Winter Term: Torkwase Dyson and the Wynter-Wells Drawing School for Environmental Justice
The Drawing Center invited artist Torkwase Dyson to create an installation and organize a two-week series of classes, discussions, and formal experiments developed from her incipient project the Wynter-Wells Drawing School for Environmental Justice—named for Jamaican writer Sylvia Wynter and American Civil Rights leader Ida B. Wells. The School will present an experimental curriculum employing techniques culled from the visual arts as well as design theories of geography, infrastructure, engineering, and architecture to initiate dialogue about geographic genealogy in an era of global crisis due to human-induced climate change. Drawings and sculptures by Dyson will be on view throughout the program’s run and Dyson will be present during select “office hours” to discuss her work and the school with the public.

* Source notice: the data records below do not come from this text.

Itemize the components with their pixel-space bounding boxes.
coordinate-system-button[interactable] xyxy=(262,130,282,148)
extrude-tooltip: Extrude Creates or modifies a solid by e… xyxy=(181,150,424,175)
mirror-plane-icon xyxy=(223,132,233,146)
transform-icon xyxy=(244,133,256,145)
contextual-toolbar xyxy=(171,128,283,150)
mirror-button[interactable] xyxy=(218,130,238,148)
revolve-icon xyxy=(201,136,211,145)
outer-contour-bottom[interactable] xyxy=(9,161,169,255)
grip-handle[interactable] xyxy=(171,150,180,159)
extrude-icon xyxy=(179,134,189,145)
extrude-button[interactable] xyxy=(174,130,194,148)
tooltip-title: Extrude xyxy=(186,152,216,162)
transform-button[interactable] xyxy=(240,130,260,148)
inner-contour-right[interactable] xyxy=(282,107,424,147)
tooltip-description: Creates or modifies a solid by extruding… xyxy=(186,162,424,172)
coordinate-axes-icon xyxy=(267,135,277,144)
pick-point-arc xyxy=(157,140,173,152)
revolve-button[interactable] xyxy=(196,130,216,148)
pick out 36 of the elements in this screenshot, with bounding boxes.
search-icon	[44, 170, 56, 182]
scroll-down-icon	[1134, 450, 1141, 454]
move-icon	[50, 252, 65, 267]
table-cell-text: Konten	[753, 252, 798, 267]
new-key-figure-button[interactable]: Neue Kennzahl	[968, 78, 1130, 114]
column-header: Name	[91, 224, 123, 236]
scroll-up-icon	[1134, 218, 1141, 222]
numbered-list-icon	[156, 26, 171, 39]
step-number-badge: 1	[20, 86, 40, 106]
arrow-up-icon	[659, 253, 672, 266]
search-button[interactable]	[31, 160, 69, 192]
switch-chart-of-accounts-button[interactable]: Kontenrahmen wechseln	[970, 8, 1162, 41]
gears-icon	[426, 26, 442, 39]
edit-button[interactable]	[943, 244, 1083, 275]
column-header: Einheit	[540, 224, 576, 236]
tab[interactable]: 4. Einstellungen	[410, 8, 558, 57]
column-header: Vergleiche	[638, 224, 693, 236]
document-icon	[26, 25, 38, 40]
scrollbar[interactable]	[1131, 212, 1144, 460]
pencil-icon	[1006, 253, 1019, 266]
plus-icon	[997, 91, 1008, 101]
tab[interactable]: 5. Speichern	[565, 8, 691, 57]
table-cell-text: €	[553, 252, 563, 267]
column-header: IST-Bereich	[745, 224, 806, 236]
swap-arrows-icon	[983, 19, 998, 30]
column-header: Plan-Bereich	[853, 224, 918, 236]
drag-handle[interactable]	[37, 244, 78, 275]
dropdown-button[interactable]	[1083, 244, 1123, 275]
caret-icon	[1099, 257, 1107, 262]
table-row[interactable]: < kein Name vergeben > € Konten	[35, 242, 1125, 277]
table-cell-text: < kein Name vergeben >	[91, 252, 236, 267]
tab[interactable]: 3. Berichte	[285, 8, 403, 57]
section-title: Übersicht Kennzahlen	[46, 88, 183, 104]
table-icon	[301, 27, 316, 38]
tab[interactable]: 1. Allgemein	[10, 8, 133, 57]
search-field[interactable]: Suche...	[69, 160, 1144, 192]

Rujeko Hockley is an assistant curator at the Whitney Museum of American Art. She is co-curator of the 2019 Whitney Biennial. Additional projects at the Whitney include Toyin Ojih Odutola: To Wander Determined (2017) and An Incomplete History of Protest: Selections from the Whitney’s Collection, 1940-2017 (2017).
Ekene Ijeoma is an artist, designer, and fellow at The Kennedy Center and Urban Designer Forum, and visiting professor at the School of the Art Institute of Chicago.
Ron Morrison is a designer, artist, and urbanist. He has been a collaborator with design teams that implemented projects in New Orleans, Ghana, Colombia, Ethiopia, New York, and Venice and has had work featured in AIA New York, the UN World Urban Forum, and the Tribeca Film Festival. He teaches in the School of Design Strategies at Parsons School of Design.
Mabel O. Wilson is Associate Professor of Architecture at Columbia’s Graduate School of Architecture Planning and Preservation where she directs the program for Advanced Architectural Research. She is author of Negro Building: Black Americans in the World of Fairs and Museums (University of California Press, 2012).